У Маркса есть точка опоры, чтобы перевернуть общество, поскольку у него есть центр доминирования: отъём прибавочной стоимости у рабочих. Соответственно, борьба на самом деле только одна — за собственность на средства производства.

У анархистов, напротив, какой-то одной борьбы нет. Как сказал однажды британский анархист Колин Уорд, на разных фронтах всегда идёт целый ряд боёв. Именно в этой точке с анархизмом пересекаются постструктуралисты и, особенно, Фуко.

Фуко отслеживает в истории разные способы угнетения. Он не сводит их к какой-то одной точке или какому-то одному типу, а стремится понять специфику каждого. Дисциплинарная власть, которую он рассматривает в «Надзирать и наказывать», играет совсем иную роль, чем сексуальность, которую он описывает в первом томе «Истории сексуальности», а эта сексуальность в свою очередь отнюдь не то же самое, что неолиберальное управление, о котором он рассуждает в лекциях «Рождение биополитики».
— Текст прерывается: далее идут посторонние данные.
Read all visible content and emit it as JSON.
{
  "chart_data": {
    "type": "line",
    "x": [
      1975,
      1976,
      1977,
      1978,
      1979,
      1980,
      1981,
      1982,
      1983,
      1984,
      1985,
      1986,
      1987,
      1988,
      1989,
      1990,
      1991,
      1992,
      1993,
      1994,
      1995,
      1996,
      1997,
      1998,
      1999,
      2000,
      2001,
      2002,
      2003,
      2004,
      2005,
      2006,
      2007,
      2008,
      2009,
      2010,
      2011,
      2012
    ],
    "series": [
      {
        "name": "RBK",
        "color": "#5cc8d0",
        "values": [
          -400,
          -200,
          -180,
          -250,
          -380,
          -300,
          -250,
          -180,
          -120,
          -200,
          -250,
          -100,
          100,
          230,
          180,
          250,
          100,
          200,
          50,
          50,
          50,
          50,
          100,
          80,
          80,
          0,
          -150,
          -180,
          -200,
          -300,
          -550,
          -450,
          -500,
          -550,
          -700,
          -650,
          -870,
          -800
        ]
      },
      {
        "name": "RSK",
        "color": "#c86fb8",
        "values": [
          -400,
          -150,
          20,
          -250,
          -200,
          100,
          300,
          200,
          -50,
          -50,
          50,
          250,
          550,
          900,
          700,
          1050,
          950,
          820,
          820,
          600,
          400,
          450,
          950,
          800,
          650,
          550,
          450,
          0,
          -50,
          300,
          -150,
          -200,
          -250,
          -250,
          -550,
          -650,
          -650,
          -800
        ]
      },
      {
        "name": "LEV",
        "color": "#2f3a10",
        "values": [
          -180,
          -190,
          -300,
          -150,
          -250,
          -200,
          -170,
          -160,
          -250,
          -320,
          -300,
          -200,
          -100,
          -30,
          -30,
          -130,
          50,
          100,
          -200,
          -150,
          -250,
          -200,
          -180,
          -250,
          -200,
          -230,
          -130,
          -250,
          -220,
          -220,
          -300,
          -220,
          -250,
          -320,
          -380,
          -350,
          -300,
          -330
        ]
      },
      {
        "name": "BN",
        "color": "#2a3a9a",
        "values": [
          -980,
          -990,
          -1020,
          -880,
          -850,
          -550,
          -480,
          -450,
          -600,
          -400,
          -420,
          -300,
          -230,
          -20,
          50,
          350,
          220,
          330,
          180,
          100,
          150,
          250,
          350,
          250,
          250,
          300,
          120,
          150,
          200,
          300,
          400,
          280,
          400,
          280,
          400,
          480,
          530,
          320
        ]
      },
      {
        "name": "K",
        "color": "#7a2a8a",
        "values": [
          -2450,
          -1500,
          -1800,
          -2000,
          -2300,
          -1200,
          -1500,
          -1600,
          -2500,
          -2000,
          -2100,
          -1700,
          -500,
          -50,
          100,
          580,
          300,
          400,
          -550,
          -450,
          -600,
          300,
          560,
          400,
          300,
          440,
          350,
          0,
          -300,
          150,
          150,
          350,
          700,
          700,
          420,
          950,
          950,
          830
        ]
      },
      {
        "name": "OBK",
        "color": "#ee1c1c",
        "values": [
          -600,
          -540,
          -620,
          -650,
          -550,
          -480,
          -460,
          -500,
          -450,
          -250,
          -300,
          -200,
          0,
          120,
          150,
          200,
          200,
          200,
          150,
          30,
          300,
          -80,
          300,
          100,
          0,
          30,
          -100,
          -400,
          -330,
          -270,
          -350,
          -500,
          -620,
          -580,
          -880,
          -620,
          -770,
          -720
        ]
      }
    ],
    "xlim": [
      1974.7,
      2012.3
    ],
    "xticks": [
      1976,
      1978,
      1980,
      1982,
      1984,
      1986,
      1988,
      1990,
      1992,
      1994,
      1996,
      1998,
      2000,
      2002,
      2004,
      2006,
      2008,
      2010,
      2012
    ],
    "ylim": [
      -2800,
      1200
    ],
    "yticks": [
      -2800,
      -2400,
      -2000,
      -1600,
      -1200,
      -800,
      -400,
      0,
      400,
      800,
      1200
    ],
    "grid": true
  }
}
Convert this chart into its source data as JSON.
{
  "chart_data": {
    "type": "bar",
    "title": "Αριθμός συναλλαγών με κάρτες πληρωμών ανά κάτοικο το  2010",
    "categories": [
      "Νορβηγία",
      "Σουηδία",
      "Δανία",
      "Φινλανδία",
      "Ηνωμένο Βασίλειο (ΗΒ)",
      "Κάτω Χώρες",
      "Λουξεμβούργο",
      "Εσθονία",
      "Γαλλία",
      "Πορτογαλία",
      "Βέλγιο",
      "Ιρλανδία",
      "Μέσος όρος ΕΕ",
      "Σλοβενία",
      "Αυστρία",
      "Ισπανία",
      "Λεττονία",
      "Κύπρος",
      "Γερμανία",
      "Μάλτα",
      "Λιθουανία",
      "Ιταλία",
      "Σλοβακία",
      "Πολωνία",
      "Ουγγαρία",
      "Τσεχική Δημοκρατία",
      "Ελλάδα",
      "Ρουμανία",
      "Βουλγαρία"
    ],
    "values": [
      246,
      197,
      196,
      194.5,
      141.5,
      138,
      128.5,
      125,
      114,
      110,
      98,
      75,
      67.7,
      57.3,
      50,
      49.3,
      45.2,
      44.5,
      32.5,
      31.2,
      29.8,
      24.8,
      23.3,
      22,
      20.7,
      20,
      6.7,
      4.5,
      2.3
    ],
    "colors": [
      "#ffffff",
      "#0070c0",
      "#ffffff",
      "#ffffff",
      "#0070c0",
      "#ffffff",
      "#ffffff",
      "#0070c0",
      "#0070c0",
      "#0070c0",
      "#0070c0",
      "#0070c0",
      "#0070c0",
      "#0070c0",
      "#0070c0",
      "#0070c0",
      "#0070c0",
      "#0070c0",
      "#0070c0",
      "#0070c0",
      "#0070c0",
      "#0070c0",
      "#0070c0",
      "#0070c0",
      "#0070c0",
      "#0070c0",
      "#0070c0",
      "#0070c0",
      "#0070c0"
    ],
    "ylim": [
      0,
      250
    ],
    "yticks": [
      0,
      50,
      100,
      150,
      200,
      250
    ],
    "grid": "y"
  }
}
То есть если в XIX и начале XX века анархисты еще могли сопротивляться редукционизму марксистской программы, то более поздние мыслители — такие как Фуко, Делёз и Лиотар, — прокладывают дорогу к теориям несводимости и непреодолимости политических отношений и политической борьбы. Это позволяет им среди прочего подключить сюда же идеи феминизма и движения против расизма, сложившиеся уже в XX веке.

Что это даёт для политического мышления?

Грубо говоря, взгляд снизу вверх на политическую борьбу и политические перемены. Вместо того, чтобы искать «точку опоры», которая позволила бы нам всё перевернуть, мы должны анализировать самые разные и часто взаимопересекающиеся грани угнетения в их единичности и бороться напрямую с ними. Само по себе это не отменяет возможности теоретизирования сверху вниз, но создаёт условия для политических размышлений и политических действий, которыми традиционная политическая философия часто пренебрегает.

— Таким образом, постструктуралистский анархизм следует понимать в теоретических рамках, заданных французским постструктурализмом, в частности работами Фуко, Делёза и Лиотара. Прежде, чем мы перейдём к этой троице и зададимся вопросом о том, предлагают ли они какую-либо весомую политическую философию, которая могла бы стать альтернативой марксизму, объясните, пожалуйста, что вы понимаете в этом контексте под «постструктурализмом» и «анархизмом».

— «Постструктурализм» — термин довольно расплывчатый. В нём есть хронологический элемент, как в «постимпрессионизме», но есть и концептуальный.

Хронологически он отсылает к теориям, возникшим на закате структурализма.

Новейшую французскую философию можно условно разбить на три следовавших друг за другом движения — по крайней мере, до середины 1980-х. Применительно к 1940-м и 1950-м мы говорим об экзистенциализме, от которого затем отказывается структурализм конца 1950-х и 1960-х годов. А потом, ближе к концу 1960-х, в качестве ответа структурализму возникает постструктурализм, относящийся к структурализму с гораздо меньшим пренебрежением, чем структурализм к экзистенциализму.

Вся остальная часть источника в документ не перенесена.